Let’s talk about sex
One of the first sparks of the political will needed to combat the disease came by way of India’s Prime Minister, Manmohan Singh, who surprised many in the largely conservative country by publically highlighting the very private way that HIV/AIDS is transmitted in India — 85 percent the result of sexual encounters. (Most other infections are mother-to-baby and among intravenous drug users.)

“Leading a healthy and safe sexual life is one of the commitments we must all make,” Singh told a crowd of 1,000 youth leaders on World AIDS Day, which took place last December. “This is particularly important given our traditional inhibitions on discussing such matters within our families and among colleagues — quite apart from doing so in public.”

However, although Singh’s comments were symbolically significant, the Indian government has yet to follow his words with a national message regarding HIV/AIDS prevention.

And that's where Breakthrough’s “What Kind of Man Are You?” campaign has stepped in, broadcasting its ads on satellite television that reaches about 44 million.

But, Breakthrough was unable to get India's National AIDS Control Organization to agree to air its ads on government television, cutting off large segments of the rural and urban poor from the campaign’s message.

Despite that hurdle, said Dutt, Breakthrough’s message has seeped into pop culture — a question about one of the ads was included on India’s version of the game show “Who Wants To Be A Millionaire.”

Also promising are signs of a greater openness about sex in the larger culture.

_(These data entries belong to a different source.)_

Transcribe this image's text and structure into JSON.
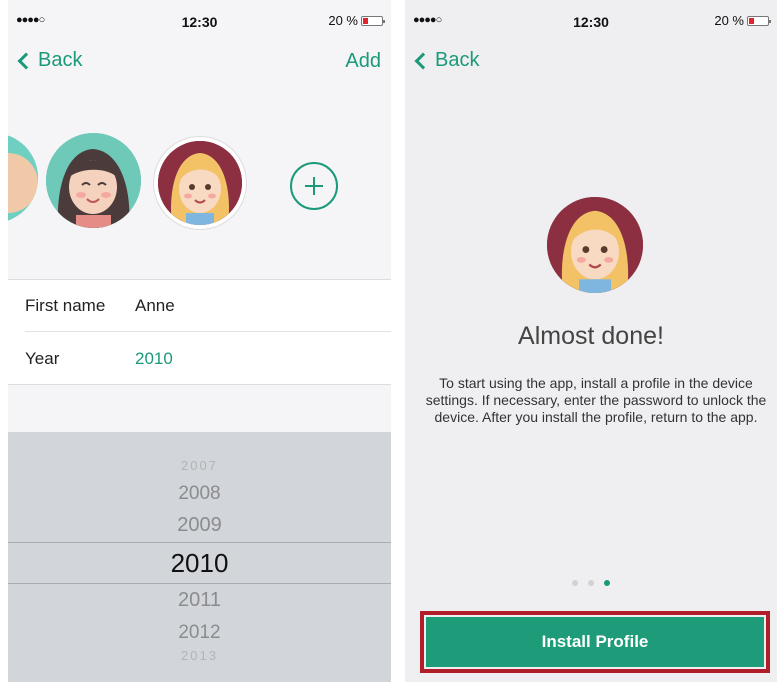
{
  "left_screen": {
    "status": {
      "signal": "●●●●○",
      "time": "12:30",
      "battery": "20 %"
    },
    "nav": {
      "back_label": "Back",
      "add_label": "Add"
    },
    "form": {
      "first_name_label": "First name",
      "first_name_value": "Anne",
      "year_label": "Year",
      "year_value": "2010"
    },
    "picker": {
      "years": [
        "2007",
        "2008",
        "2009",
        "2010",
        "2011",
        "2012",
        "2013"
      ],
      "selected": "2010"
    }
  },
  "right_screen": {
    "status": {
      "signal": "●●●●○",
      "time": "12:30",
      "battery": "20 %"
    },
    "nav": {
      "back_label": "Back"
    },
    "title": "Almost done!",
    "message": "To start using the app, install a profile in the device settings. If necessary, enter the password to unlock the device. After you install the profile, return to the app.",
    "page_indicator": {
      "total": 3,
      "active_index": 2
    },
    "install_button_label": "Install Profile"
  },
  "colors": {
    "accent": "#1a9a7a",
    "button": "#1e9b78",
    "highlight_border": "#b01e2a",
    "avatar_bg": "#8c2f41"
  },
  "icons": [
    "chevron-left-icon",
    "add-circle-icon",
    "battery-icon"
  ]
}
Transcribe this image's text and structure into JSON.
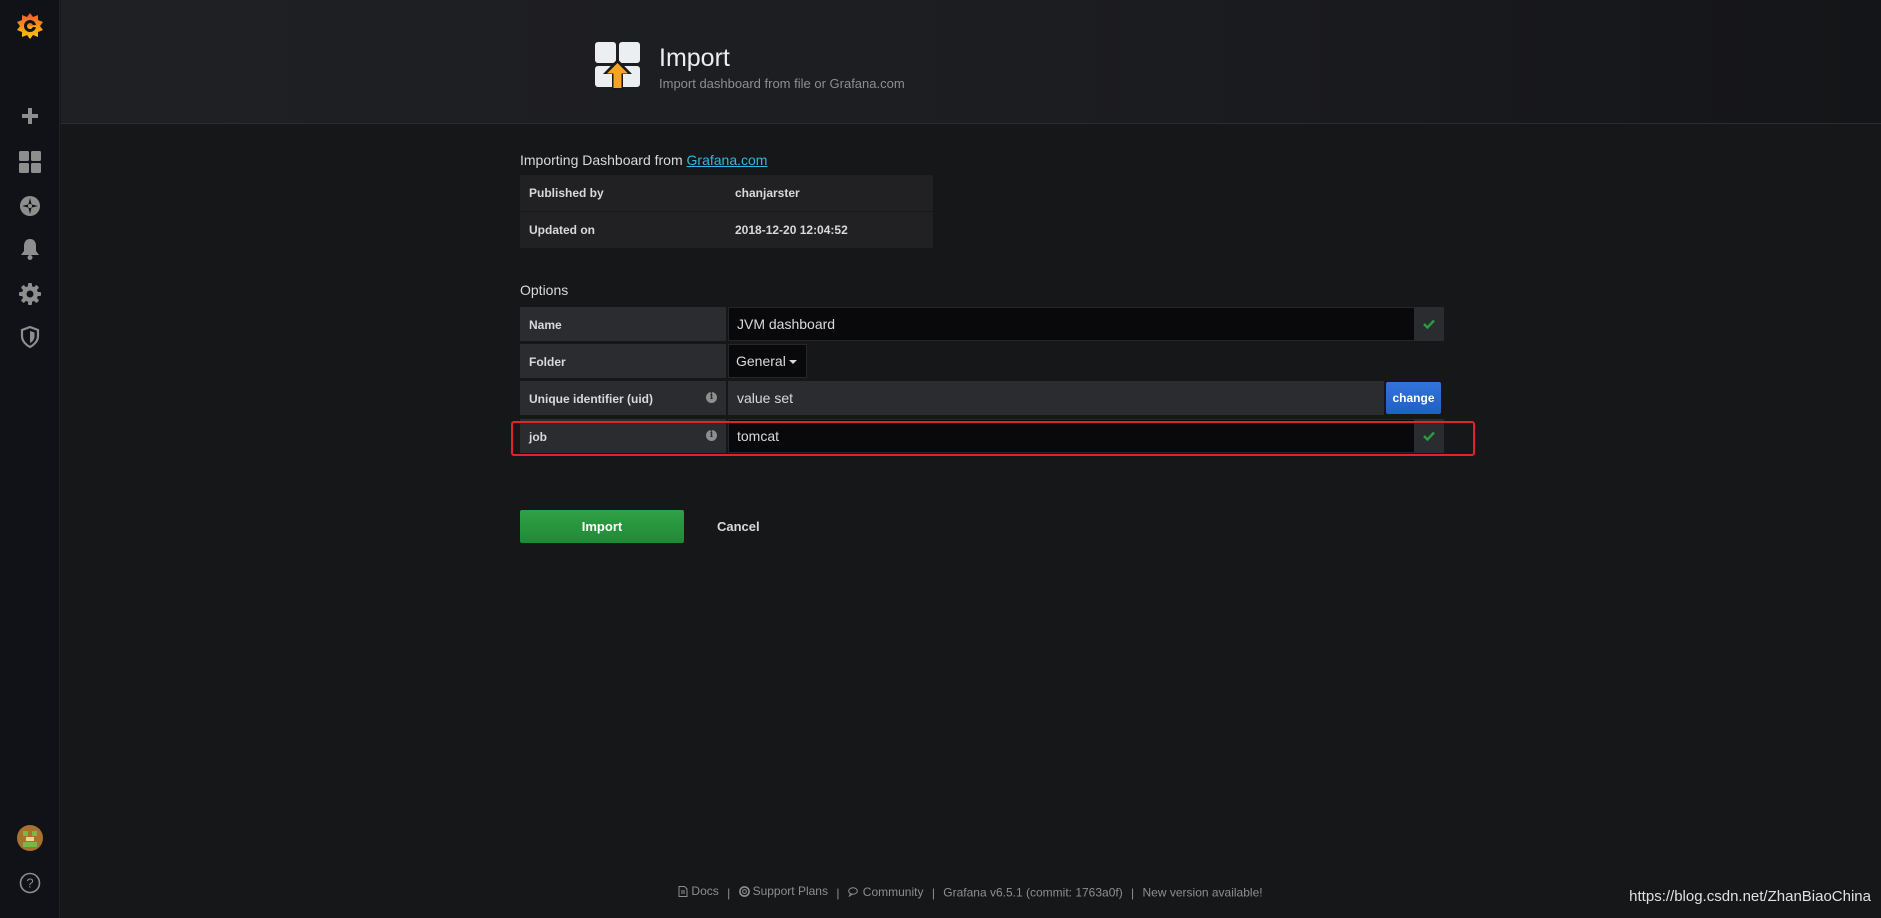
{
  "header": {
    "title": "Import",
    "subtitle": "Import dashboard from file or Grafana.com"
  },
  "source": {
    "prefix": "Importing Dashboard from ",
    "link_text": "Grafana.com"
  },
  "info": [
    {
      "label": "Published by",
      "value": "chanjarster"
    },
    {
      "label": "Updated on",
      "value": "2018-12-20 12:04:52"
    }
  ],
  "options": {
    "title": "Options",
    "name_label": "Name",
    "name_value": "JVM dashboard",
    "folder_label": "Folder",
    "folder_value": "General",
    "uid_label": "Unique identifier (uid)",
    "uid_value": "value set",
    "change_label": "change",
    "job_label": "job",
    "job_value": "tomcat"
  },
  "actions": {
    "import_label": "Import",
    "cancel_label": "Cancel"
  },
  "footer": {
    "docs": "Docs",
    "support": "Support Plans",
    "community": "Community",
    "version": "Grafana v6.5.1 (commit: 1763a0f)",
    "new_version": "New version available!",
    "separator": "|"
  },
  "watermark": "https://blog.csdn.net/ZhanBiaoChina",
  "colors": {
    "accent_orange": "#f47a20",
    "success_green": "#299c46",
    "primary_blue": "#3274d9",
    "highlight_red": "#e0242a",
    "link_blue": "#33b5e5"
  },
  "icons": {
    "sidebar": [
      "grafana-logo-icon",
      "plus-icon",
      "dashboards-icon",
      "explore-compass-icon",
      "bell-alert-icon",
      "gear-icon",
      "shield-icon",
      "avatar",
      "help-icon"
    ]
  }
}
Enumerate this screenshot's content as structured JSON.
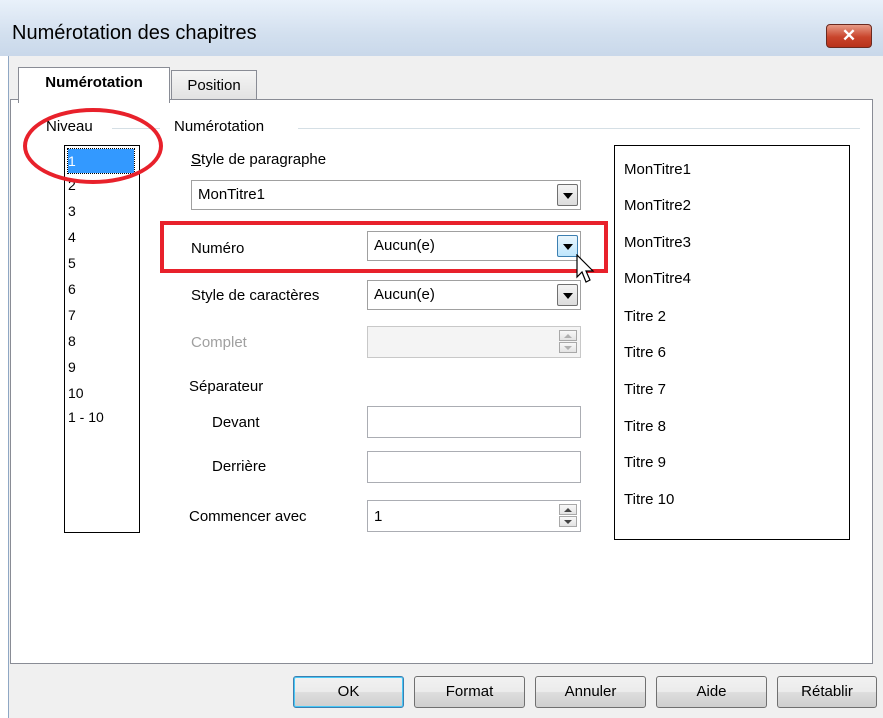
{
  "window": {
    "title": "Numérotation des chapitres",
    "close_icon_glyph": "✕"
  },
  "tabs": [
    {
      "label": "Numérotation",
      "active": true
    },
    {
      "label": "Position",
      "active": false
    }
  ],
  "niveau": {
    "title": "Niveau",
    "items": [
      "1",
      "2",
      "3",
      "4",
      "5",
      "6",
      "7",
      "8",
      "9",
      "10",
      "1 - 10"
    ],
    "selected": "1"
  },
  "numerotation": {
    "title": "Numérotation",
    "style_paragraphe_label": "Style de paragraphe",
    "style_paragraphe_value": "MonTitre1",
    "numero_label": "Numéro",
    "numero_value": "Aucun(e)",
    "style_caracteres_label": "Style de caractères",
    "style_caracteres_value": "Aucun(e)",
    "complet_label": "Complet",
    "complet_value": "",
    "separateur_label": "Séparateur",
    "devant_label": "Devant",
    "devant_value": "",
    "derriere_label": "Derrière",
    "derriere_value": "",
    "commencer_label": "Commencer avec",
    "commencer_value": "1"
  },
  "preview": {
    "lines": [
      "MonTitre1",
      "MonTitre2",
      "MonTitre3",
      "MonTitre4",
      "Titre 2",
      "Titre 6",
      "Titre 7",
      "Titre 8",
      "Titre 9",
      "Titre 10"
    ]
  },
  "buttons": {
    "ok": "OK",
    "format": "Format",
    "annuler": "Annuler",
    "aide": "Aide",
    "retablir": "Rétablir"
  },
  "colors": {
    "annotation_red": "#e8212b",
    "selection_blue": "#3399ff"
  }
}
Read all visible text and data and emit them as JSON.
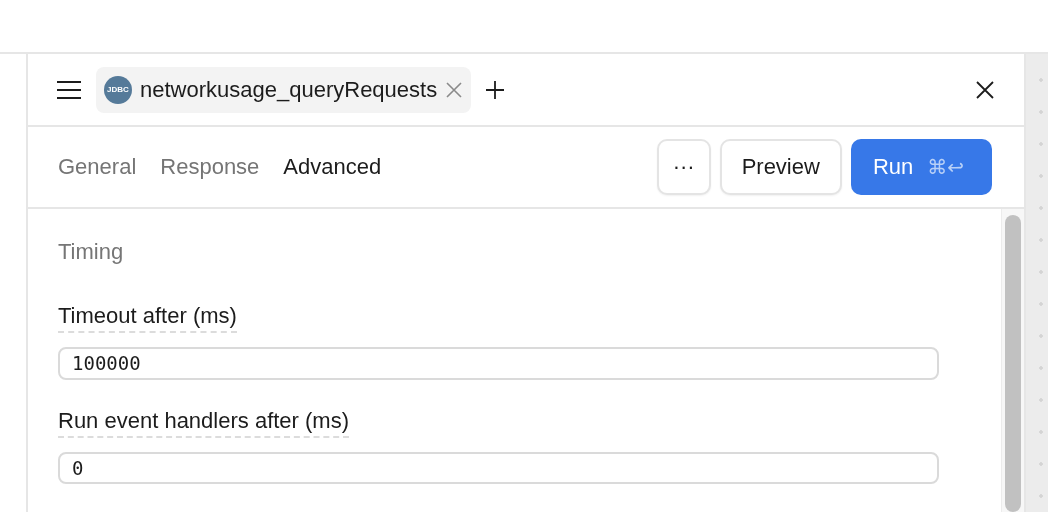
{
  "query_tab": {
    "badge": "JDBC",
    "title": "networkusage_queryRequests"
  },
  "tabs": [
    {
      "label": "General",
      "selected": false
    },
    {
      "label": "Response",
      "selected": false
    },
    {
      "label": "Advanced",
      "selected": true
    }
  ],
  "actions": {
    "more": "···",
    "preview": "Preview",
    "run": "Run",
    "shortcut": "⌘↩"
  },
  "section": {
    "title": "Timing",
    "fields": [
      {
        "label": "Timeout after (ms)",
        "value": "100000"
      },
      {
        "label": "Run event handlers after (ms)",
        "value": "0"
      }
    ]
  }
}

For instance, Lakshmi, a former actress who is Tamil Nadu’s equivalent of Oprah Winfrey, recently focused one of her talk shows on homosexuality — a first for this culturally conservative state.

It hasn't all been plainsailing, though. Despite initial feedback showing that men in the north and western parts of the country understood and responded well to the campaign’s dual goal of gender sensitivity and HIV/AIDS awareness, in the south, where HIV/AIDS rates are the highest, men bristled at the idea that they did not care enough about their wives.

Pandora’s box
Part of the government’s reticence is steeped in cultural tradition and widespread belief that unfettered sexuality is promoted by discussion of safe-sex practices. In addition, says Breakthrough, publicly acknowledging the need to protect against HIV/AIDS would mean acknowledging that sex takes place outside the sphere of marriage. 

It is a dilemma that has dictated the AIDS debate in many cultures, but in largely conservative India it forces the country to confront issues that it has long avoided, including men having sex with men and women’s unequal status in their sexual partnerships.

Neilesh Shelat, a former HIV/AIDS outreach worker in Chennai, the largest city in southern India, said the stigma surrounding sexual activity is one of the biggest barriers to curbing the spread of the infection. Sex “is everywhere, but people won’t talk about it.”

Shelat cited the example of Khoovakam, an annual religious festival in Tamil Nadu, a state with one of the highest rates of HIV infection.

“Men from all over the country gather in a field to celebrate religious rites during the day, and at night it becomes a sexual free for all,” said Shelat. “These men then go home to their wives. Do you know what a public health nightmare that is?”

Breaking through the cultural taboos
To counter this, as well as the generally weak societal position of Indian women, the ads place the burden of responsibility of condom use on men. The idea behind the campaign is that “What kind of man are you?”becomes code for what kind of husband, father, protector are you? 

Dutt, Breakthrough’s founder, cautions that these are but initial steps on a long road to HIV/AIDS awareness and acceptance.

“Sex and sexuality is a difficult conversation in every culture,” said Dutt. “It was just as difficult in the U.S. when we started to grapple with gay identity and sexuality with HIV/AIDS.”